Anna Mazzamauro su Paolo Villaggio e non solo, l’intervista a ‘Vanity Fair’
Anna Mazzamauro: “Paolo Villaggio trattava i rapporti di lavoro come il cibo. Mi ha rivolto solo una frase”. L’attrice riporta in scena, dalla prossima Estate, la signora Villani, moglie di Fantozzi, e rivela alcuni retroscena del celebre protagonista in una intervista a ‘Vanity Fair’. Ve ne proponiamo alcuni passaggi.
Di nuovo in scena dopo questo stop. Con quale animo?
«Mi commuoverò molto, a nome di tutto il teatro italiano. Perché non ricomincerò solo io; ci sarà un bel codazzo di colleghi che verrà dopo di me. Sempre dopo, eh! Scherzo… Fino a un certo punto».
Come nasce questo spettacolo?
«Io sto tanto bene da sola sul palco, non sa quanto! E siccome trovo immorali quegli attori che leggono un testo, prendono i soldi e se ne vanno, mi sono inventata questa lettura spettacolo… un letturacolo. Quello che ha scritto Paolo Villaggio, lo leggo; quello che ho scritto io, lo recito».
[…] Perché l’ha ingabbiata in un ruolo?
«Se mi fossi fatta ingabbiare in quel ruolo, la stronza sarei io. È stronza come tipo di donna».
Stronza, ma simpatica.
«Ce ne sono tante di stronze simpatiche. Non mi faccia fare nomi! La sua stronzaggine, però, è impastata con la sua solitudine».

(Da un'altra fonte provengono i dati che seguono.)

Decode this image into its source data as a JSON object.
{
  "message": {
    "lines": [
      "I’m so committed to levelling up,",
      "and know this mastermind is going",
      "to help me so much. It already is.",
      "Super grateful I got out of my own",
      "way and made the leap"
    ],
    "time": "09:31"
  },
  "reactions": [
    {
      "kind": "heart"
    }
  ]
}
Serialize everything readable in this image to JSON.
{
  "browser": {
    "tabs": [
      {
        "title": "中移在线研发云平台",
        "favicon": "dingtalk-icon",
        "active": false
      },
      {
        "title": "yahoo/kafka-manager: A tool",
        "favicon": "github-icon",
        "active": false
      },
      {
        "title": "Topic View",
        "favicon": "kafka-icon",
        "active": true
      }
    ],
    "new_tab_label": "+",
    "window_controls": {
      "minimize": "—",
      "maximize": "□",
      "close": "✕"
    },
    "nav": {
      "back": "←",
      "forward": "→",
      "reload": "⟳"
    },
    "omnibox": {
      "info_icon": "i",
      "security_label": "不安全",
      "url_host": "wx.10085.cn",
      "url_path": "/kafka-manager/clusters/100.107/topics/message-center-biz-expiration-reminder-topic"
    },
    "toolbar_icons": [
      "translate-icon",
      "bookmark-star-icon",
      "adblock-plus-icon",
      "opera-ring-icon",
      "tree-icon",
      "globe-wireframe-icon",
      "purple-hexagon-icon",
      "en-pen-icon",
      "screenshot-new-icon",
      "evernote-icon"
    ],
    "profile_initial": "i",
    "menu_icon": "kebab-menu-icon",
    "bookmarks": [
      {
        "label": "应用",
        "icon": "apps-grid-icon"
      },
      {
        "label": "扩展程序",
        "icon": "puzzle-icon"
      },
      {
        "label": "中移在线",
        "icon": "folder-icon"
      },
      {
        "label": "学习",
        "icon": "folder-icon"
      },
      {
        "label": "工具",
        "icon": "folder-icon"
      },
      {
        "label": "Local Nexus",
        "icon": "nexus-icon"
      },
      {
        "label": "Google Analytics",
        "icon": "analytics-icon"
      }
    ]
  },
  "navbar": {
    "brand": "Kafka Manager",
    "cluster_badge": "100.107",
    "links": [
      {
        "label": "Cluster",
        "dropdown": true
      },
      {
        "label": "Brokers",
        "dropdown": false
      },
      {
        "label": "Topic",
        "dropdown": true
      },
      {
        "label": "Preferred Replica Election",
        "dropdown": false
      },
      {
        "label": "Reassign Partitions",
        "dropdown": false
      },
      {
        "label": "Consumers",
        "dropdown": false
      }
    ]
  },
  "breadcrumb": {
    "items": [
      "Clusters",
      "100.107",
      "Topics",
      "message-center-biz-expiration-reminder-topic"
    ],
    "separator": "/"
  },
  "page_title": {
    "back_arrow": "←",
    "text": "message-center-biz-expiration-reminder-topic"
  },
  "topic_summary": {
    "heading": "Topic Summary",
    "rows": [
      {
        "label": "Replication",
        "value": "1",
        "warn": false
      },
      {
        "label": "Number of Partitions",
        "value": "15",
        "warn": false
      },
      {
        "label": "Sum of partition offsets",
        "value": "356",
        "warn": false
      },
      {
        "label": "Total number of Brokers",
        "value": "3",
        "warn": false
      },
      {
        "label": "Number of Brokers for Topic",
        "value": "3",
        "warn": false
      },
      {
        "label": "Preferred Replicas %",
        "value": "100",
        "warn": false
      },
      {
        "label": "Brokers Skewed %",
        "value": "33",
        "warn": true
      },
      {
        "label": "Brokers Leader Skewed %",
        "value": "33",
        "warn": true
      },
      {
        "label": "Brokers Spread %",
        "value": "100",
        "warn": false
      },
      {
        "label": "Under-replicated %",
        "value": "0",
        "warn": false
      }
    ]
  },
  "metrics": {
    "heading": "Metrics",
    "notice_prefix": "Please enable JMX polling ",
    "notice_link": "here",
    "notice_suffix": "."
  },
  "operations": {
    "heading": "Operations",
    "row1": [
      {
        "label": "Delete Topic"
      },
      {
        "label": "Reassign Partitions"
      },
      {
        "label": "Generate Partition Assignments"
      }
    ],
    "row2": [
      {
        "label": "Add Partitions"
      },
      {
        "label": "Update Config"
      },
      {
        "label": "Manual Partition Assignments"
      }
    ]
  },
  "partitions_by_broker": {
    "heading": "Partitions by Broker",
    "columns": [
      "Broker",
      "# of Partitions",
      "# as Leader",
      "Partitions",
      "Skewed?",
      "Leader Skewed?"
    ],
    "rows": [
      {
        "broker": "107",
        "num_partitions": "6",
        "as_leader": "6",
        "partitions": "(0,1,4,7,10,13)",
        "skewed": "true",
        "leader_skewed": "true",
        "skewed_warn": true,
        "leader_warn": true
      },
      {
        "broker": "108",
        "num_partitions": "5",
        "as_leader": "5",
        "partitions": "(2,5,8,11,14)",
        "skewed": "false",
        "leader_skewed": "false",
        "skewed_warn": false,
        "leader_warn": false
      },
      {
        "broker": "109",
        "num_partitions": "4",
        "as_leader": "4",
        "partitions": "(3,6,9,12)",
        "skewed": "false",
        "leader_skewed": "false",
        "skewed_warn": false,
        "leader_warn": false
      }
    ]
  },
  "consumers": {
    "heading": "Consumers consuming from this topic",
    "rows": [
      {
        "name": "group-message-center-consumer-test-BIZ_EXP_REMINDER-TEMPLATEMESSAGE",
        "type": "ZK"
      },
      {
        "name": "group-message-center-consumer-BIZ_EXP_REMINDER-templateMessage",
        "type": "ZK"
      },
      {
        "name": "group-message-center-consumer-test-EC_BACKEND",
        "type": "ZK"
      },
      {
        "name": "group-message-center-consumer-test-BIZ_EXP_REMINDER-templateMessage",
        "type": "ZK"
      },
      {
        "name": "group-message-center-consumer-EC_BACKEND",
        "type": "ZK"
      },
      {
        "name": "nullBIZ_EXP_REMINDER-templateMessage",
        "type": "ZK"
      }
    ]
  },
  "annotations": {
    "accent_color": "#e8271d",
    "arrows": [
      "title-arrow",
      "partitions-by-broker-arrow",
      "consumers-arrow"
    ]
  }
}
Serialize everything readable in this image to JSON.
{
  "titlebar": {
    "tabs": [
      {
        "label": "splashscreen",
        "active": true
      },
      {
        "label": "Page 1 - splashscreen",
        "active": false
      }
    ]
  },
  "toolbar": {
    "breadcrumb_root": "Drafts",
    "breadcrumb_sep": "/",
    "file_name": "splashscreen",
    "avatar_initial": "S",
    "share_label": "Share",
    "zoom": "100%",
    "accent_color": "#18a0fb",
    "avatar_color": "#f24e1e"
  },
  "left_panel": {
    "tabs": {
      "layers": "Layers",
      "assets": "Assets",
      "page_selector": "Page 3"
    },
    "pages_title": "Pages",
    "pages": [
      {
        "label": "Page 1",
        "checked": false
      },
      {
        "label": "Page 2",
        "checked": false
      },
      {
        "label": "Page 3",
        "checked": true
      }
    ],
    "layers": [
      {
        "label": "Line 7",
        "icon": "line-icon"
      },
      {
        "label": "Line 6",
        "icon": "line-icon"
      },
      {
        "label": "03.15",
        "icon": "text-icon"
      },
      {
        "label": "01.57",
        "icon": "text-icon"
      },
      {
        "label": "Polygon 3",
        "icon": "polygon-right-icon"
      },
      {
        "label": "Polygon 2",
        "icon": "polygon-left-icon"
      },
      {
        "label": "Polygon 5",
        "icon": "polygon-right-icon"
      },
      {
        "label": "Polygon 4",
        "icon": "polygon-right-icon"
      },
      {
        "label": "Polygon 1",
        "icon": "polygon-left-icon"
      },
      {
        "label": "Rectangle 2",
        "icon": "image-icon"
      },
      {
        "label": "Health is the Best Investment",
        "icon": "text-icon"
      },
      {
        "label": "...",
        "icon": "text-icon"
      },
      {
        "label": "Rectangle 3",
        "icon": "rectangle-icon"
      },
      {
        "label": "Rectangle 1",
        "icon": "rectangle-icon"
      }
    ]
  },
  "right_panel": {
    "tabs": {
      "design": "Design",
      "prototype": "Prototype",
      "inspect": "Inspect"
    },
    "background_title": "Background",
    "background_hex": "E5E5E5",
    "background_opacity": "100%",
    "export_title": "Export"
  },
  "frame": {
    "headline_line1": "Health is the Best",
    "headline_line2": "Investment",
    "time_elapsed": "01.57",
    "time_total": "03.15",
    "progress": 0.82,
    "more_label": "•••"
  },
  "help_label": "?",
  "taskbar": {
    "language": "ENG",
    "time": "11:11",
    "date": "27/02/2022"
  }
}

È stronza perché sola, o sola perché stronza?
«Lei sembra un po’ Marzullo, sa? In genere sono le donne intelligenti a essere sole, perché inavvicinabili. Quando un uomo frequenta una stronza, invece, se è intelligentino, non ce la fa a sostenerne la stronzaggine e l’abbandona».
Come è diventata la Silvani?
«Avevo già lavorato con Luciano Salce, il regista. Quando lui e Villaggio cercavano i cessi da mettere attorno a Fantozzi, si ricordò di me, ma per il ruolo della moglie Pina. Al provino andai con capelli da leonessa, un abito rosso attillatissimo, calze a rete. Mi disse: “Perdonami, ma ti ricordavo più brutta”. Paolo gli sussurrò all’orecchio: “È brutta anche lei, ha un sacco di difetti, però li porta sui tacchi. Uno come Fantozzi non può che sognare una così”».
[…] Com’era Villaggio?
«Molto chiuso. Ricordo un set, a Courmayeur. Eravamo soli, nella neve. Era bianco come può esserlo il Monte Bianco. Io vestita da Heidi e lui coi calzoni ascellari. Un silenzio agghiacciante. All’improvviso mi dice: “Anna, sai chi mi ha cercato? Strehler! Vuole che interpreti Il buon soldato Sc’vèik”. “Che bella intuizione, sei contento?”, dissi io. “Sì, molto, devo andare a parlare con lui”. Punto. Non mi ha più detto nulla e non è più successo niente. Trattava i rapporti di lavoro come il cibo: si faceva portare cartoni strapieni di pizze, ma ne sbocconcellava soltanto un po’».
Faceva lo stesso con le persone?
«Non so, non eravamo amici. Eravamo compagni di strada nel cinema, rispettosissimi l’uno dell’altra».
Le dispiace non essere stata sua amica?
«Non amo essere amica degli attori. Perché gli attori hanno un rapporto vero solo quando stanno in scena».